As alluded to within the preceding text, it is highly probable that the fungal isolates from the two sites were introduced alongside human migration to Deception Island. Certainly, there have been plenty of opportunities for spores to be deposited on the island, given the whaling and research activities over the past two centuries. Importantly, the current phenomenon of tourism to the island will facilitate potentially in the emergence of new fungal species, which makes future research prospects exciting as the inherent isolation of the site would have rendered it almost impossible for exotic fungi to have otherwise arrived on site and – assuming they had – there would have been no timber for them to colonise. In this respect, the research undertaken on this island outlines a very critical biosecurity risk: human migration.

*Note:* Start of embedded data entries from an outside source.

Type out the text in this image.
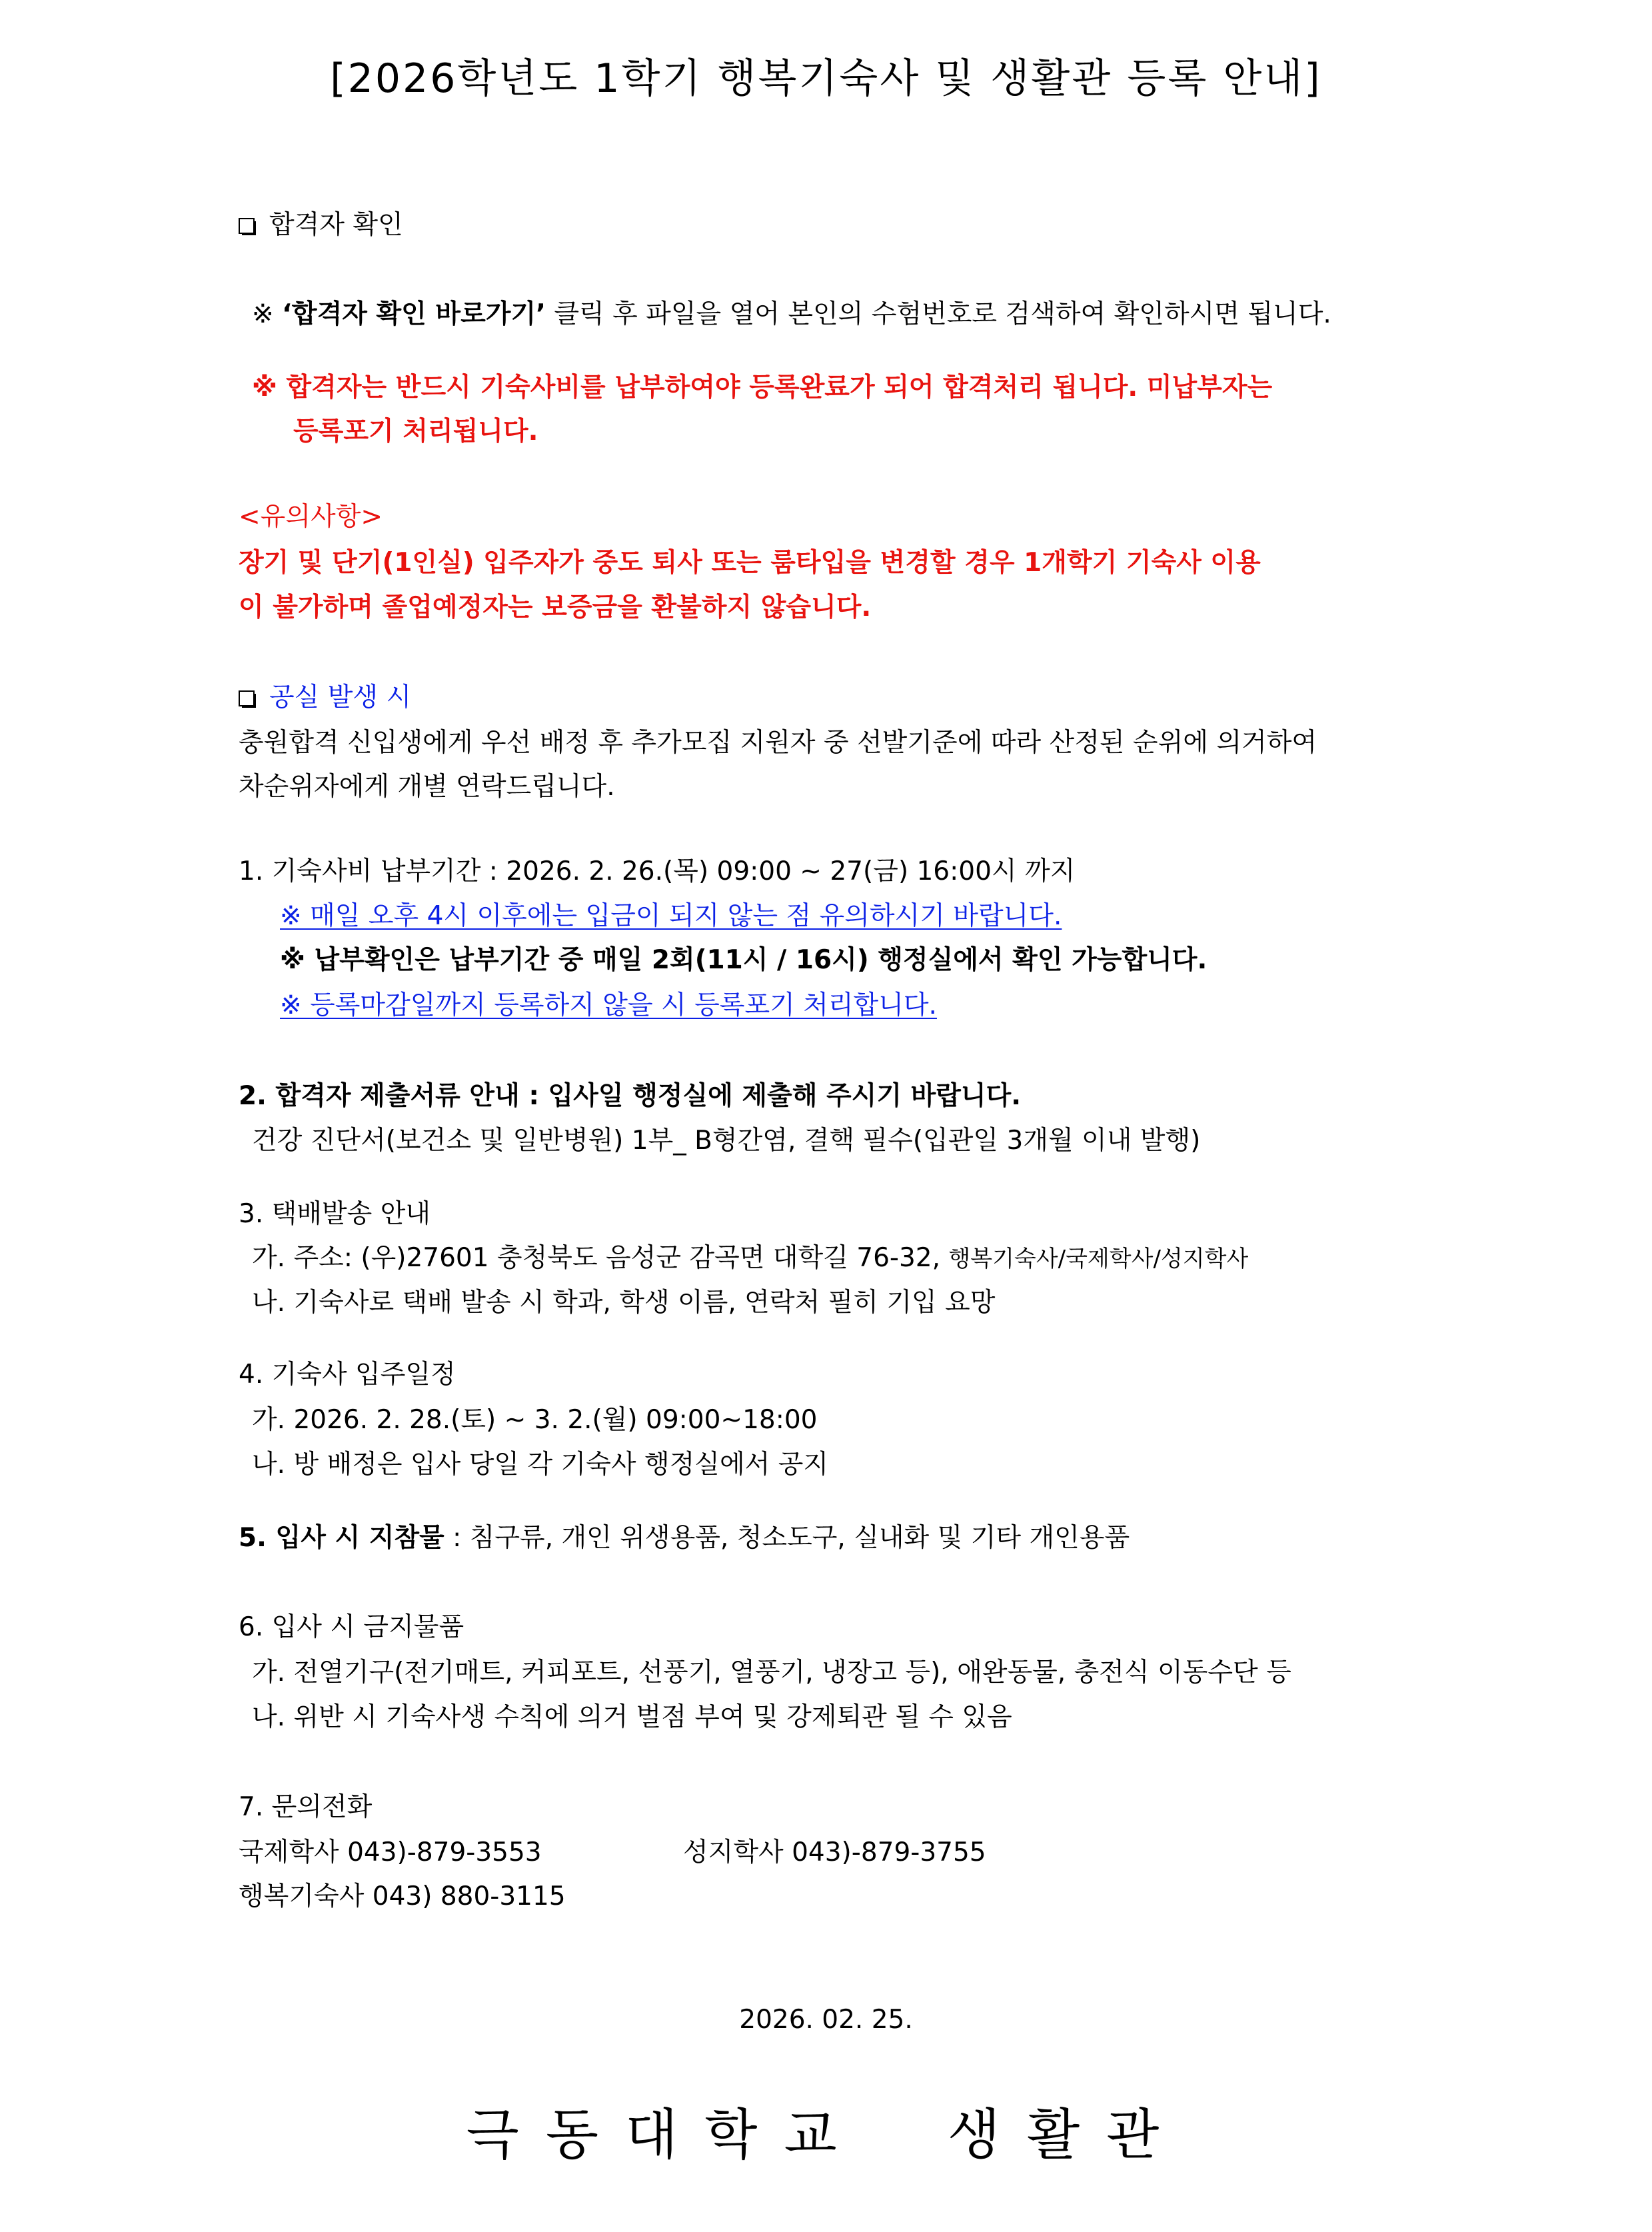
[2026학년도 1학기 행복기숙사 및 생활관 등록 안내]
합격자 확인
※ ‘합격자 확인 바로가기’ 클릭 후 파일을 열어 본인의 수험번호로 검색하여 확인하시면 됩니다.
※ 합격자는 반드시 기숙사비를 납부하여야 등록완료가 되어 합격처리 됩니다. 미납부자는
등록포기 처리됩니다.
<유의사항>
장기 및 단기(1인실) 입주자가 중도 퇴사 또는 룸타입을 변경할 경우 1개학기 기숙사 이용
이 불가하며 졸업예정자는 보증금을 환불하지 않습니다.
공실 발생 시
충원합격 신입생에게 우선 배정 후 추가모집 지원자 중 선발기준에 따라 산정된 순위에 의거하여
차순위자에게 개별 연락드립니다.
1. 기숙사비 납부기간 : 2026. 2. 26.(목) 09:00 ~ 27(금) 16:00시 까지
※ 매일 오후 4시 이후에는 입금이 되지 않는 점 유의하시기 바랍니다.
※ 납부확인은 납부기간 중 매일 2회(11시 / 16시) 행정실에서 확인 가능합니다.
※ 등록마감일까지 등록하지 않을 시 등록포기 처리합니다.
2. 합격자 제출서류 안내 : 입사일 행정실에 제출해 주시기 바랍니다.
건강 진단서(보건소 및 일반병원) 1부_ B형간염, 결핵 필수(입관일 3개월 이내 발행)
3. 택배발송 안내
가. 주소: (우)27601 충청북도 음성군 감곡면 대학길 76-32, 행복기숙사/국제학사/성지학사
나. 기숙사로 택배 발송 시 학과, 학생 이름, 연락처 필히 기입 요망
4. 기숙사 입주일정
가. 2026. 2. 28.(토) ~ 3. 2.(월) 09:00~18:00
나. 방 배정은 입사 당일 각 기숙사 행정실에서 공지
5. 입사 시 지참물 : 침구류, 개인 위생용품, 청소도구, 실내화 및 기타 개인용품
6. 입사 시 금지물품
가. 전열기구(전기매트, 커피포트, 선풍기, 열풍기, 냉장고 등), 애완동물, 충전식 이동수단 등
나. 위반 시 기숙사생 수칙에 의거 벌점 부여 및 강제퇴관 될 수 있음
7. 문의전화
국제학사 043)-879-3553	성지학사 043)-879-3755
행복기숙사 043) 880-3115
2026. 02. 25.
극동대학교 생활관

A further aspect of interest from the results is that native Ascomycetous fungi to the island, which were found to be acting saprotrophically on native plants, broadened their host range to that of the exotic timbers introduced. Thus, the notion of fungal adaptation alongside a change in the potential inoculum base is given credence, which can again be related to current issues with fungal pathogens of trees within Europe and further afield.